How therapy helps in making life decisions.

Sometimes therapy is like Gilligan’s Island with your family and a therapist. And true to the model of the show, each family has its characters, its roles and identifying them is part of the process. Sometimes we carry our roles over from our family experiences and they get re-enacted in individual-therapy or group-therapy. In group-therapy these roles and their associated patterns of behavior can be identified through psychodynamic activities, such as family sculptures, writing, games, and assignments. For individual-therapy a slightly different method is used, the therapist becomes many people to the client as the client works out unresolved issues.

These roles often interfere with our lives causing us fear, guilt, shame, and anxiety. And like Gilligan’s Island, sometimes there’s no place to go that you can get away from your family, their roles, or the role you play. Everyone needs a little adventure to affirm the choices they make, reassure their vitality, and validate their emotional and social responses in life. Therapy can help bring up the ambivalence we feel when one of our basic psychological needs is activated:

  1. the need for safety,
  2. the need to belong,
  3. the need for emotional/somatic sensations,
  4. the need for attachment,
  5. the need for mastery, and
  6. the relational/social need.

At any time in a person’s life a void can replace the space of any one of these needs causing fear, shame, and anxiety in both families and individuals. Through therapy we can build new relational experiences that help clients become less inhibited by fear, less susceptible to anxiety, and confident in the face of shame.

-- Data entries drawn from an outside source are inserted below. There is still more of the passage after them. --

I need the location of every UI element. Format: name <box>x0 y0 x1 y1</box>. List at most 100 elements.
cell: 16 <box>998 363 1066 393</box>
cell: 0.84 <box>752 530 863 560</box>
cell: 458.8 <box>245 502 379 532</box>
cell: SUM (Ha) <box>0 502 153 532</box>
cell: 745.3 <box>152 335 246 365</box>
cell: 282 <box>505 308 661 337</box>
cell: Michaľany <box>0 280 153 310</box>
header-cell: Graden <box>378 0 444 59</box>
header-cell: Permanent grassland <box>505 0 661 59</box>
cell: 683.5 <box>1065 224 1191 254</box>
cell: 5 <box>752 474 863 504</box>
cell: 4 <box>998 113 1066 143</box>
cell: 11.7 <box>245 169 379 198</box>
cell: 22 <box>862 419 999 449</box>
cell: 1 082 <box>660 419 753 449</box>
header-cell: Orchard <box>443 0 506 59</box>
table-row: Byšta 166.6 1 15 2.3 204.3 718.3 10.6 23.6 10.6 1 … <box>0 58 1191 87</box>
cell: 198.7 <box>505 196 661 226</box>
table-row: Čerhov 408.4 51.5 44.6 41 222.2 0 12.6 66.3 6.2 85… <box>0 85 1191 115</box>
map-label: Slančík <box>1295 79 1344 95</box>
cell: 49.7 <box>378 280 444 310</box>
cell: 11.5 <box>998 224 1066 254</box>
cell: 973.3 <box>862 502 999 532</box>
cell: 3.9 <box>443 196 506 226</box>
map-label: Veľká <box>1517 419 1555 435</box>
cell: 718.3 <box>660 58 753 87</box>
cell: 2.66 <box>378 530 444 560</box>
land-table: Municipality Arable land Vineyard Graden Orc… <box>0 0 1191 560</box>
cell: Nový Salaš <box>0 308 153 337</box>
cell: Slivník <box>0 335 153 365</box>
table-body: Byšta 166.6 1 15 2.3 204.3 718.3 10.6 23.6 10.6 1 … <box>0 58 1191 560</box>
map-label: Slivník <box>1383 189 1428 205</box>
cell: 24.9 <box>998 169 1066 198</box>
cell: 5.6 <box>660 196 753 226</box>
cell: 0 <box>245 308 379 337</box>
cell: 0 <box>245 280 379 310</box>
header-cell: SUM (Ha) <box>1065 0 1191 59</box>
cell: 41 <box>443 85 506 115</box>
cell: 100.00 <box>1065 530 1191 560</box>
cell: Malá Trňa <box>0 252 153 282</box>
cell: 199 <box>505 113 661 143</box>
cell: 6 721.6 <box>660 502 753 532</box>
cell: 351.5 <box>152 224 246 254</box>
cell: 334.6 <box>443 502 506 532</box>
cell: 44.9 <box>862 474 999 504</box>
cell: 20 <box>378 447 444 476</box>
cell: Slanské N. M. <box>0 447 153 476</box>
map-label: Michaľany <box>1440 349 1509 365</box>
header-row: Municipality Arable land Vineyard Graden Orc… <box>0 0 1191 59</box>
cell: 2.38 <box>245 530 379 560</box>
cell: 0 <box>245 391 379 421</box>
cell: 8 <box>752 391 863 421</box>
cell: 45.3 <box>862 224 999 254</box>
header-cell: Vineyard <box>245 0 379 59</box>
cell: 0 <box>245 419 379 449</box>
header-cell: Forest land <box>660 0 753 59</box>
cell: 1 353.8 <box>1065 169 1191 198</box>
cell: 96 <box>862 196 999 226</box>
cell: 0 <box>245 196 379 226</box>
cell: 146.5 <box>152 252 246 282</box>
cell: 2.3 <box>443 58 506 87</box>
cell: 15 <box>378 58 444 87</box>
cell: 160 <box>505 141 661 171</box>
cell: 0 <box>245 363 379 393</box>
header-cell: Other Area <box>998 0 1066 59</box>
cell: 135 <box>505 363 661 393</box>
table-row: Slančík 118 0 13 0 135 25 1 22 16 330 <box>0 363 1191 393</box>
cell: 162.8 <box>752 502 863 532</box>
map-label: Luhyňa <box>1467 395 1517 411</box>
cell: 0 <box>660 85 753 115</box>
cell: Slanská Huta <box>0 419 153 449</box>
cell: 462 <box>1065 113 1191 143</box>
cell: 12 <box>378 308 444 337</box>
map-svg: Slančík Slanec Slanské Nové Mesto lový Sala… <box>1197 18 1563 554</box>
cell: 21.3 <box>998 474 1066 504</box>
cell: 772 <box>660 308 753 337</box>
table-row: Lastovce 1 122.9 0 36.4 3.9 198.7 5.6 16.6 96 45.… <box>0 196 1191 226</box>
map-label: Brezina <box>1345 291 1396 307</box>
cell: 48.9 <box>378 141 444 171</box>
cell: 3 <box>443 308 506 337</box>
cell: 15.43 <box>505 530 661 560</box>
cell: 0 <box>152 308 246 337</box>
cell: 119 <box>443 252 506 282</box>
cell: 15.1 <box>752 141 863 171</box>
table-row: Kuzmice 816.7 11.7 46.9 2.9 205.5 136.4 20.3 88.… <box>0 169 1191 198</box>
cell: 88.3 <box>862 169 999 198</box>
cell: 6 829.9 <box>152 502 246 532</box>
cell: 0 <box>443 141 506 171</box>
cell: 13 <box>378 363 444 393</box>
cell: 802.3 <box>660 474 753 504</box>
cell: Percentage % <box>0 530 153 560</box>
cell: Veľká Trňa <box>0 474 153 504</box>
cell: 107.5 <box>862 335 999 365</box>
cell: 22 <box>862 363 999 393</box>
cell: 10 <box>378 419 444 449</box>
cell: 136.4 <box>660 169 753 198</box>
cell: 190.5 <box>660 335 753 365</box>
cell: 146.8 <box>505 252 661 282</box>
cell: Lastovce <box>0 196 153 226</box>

The goal is to help clients become more attuned to the patterns of behavior that cause them affliction by directing them through their core desires instead of operating out of woundedness. By fostering compassion, trust and trustworthiness, and self-confidence we can relieve anxiety, shame, and fear, and reduce feelings of hopelessness to what they really are, phantoms that prey on our emotional habits. Living life is part of the adventure that comes with growing up in your family, being an adult, and going out into the world. Everyone deserves a little bit of that and an opportunity to seize every bit of joy that affords itself.